SMBBH merger rate between 10^{-7} and 10^{-5} Gpc^{-3} yr^{-1}

Energy transfer to neutrinos during mergers between 10^{-6} and 3×10^{-4}

Stellar-mass BBH merger rate around 10-100 Gpc^{-3} yr^{-1}

Abstract

The recent detections of binary stellar mass black hole mergers by the LIGO and Virgo Collaborations suggest that such mergers are common occurrences. Galaxy mergers further indicate that supermassive black holes in centers of galaxies also merge and are typically expected to have had at least one merger in their lifetime, possibly many. In the presence of a jet, these mergers are almost always accompanied by a change of the jet direction and a connected jet precession motion, leading to interactions of the jet with ambient matter and producing very high-energy particles, and consequently high-energy gamma-rays and neutrinos. In this work, we investigate the possibility under which conditions such mergers could be the sources of the diffuse astrophysical neutrino flux measured by the IceCube Neutrino Observatory. The main free parameters in the calculation concern the frequency of the mergers and the fraction of energy that is transferred from the gravitationally released energy to neutrinos.
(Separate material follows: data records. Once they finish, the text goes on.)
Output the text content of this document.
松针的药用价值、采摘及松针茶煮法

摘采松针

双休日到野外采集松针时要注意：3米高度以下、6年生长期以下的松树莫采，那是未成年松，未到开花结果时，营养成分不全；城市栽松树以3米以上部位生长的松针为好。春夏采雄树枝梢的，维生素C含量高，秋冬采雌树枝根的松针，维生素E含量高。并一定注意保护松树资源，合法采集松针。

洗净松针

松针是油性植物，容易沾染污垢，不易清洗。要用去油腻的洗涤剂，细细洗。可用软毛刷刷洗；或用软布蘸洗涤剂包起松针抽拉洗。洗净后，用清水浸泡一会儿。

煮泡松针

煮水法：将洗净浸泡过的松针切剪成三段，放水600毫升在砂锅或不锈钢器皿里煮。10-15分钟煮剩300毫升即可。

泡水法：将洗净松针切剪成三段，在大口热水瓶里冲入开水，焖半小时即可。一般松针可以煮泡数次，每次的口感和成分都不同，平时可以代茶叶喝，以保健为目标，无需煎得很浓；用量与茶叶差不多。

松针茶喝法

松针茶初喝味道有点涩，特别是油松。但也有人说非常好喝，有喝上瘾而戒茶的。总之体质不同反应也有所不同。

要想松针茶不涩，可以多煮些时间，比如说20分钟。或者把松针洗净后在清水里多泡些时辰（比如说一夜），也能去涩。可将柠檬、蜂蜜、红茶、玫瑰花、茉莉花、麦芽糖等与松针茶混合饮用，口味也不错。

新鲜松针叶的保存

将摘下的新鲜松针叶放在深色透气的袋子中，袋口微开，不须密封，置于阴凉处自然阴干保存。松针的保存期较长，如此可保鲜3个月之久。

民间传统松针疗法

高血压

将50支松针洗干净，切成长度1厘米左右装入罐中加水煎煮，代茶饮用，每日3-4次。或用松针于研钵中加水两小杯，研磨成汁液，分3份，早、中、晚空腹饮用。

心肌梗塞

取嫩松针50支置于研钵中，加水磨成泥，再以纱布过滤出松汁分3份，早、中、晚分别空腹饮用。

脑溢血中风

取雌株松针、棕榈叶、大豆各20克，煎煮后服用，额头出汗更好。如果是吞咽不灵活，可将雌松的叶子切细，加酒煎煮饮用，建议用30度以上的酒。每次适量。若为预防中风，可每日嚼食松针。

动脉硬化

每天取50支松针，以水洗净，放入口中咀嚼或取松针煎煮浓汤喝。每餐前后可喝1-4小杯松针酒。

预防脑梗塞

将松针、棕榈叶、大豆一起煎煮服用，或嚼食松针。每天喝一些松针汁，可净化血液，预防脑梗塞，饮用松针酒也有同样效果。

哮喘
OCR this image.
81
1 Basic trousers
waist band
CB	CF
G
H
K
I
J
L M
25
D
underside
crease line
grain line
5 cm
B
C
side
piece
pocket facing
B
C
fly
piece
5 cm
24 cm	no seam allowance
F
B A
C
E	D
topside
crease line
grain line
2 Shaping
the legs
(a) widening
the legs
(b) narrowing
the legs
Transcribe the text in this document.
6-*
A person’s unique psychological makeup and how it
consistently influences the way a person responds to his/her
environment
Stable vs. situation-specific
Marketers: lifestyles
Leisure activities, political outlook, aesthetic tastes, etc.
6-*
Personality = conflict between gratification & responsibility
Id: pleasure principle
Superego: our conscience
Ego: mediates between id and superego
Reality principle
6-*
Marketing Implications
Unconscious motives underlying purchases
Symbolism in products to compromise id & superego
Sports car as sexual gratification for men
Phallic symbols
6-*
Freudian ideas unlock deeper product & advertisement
We show that the merger rate for SMBBHs must lie between $\sim 10^{-7}$ and $10^{-5}$ Gpc$^{-3}$ yr$^{-1}$. The ratio of energy going to neutrinos during such mergers lies then between $\sim 10^{-6} - 3\cdot 10^{-4}$. For stellar mass BBH mergers, the rate needs to be $\sim 10-100$ Gpc$^{-3}$ yr$^{-1}$ and the expected ratio of neutrino to gravitational wave energy lies in a comparable range as for SMBBHs, $\sim 2 \cdot 10^{-5} - 10^{-3}$. These values lie in a reasonable parameter range, so that the production of neutrinos at the level of the detected neutrino flux is a realistic possibility.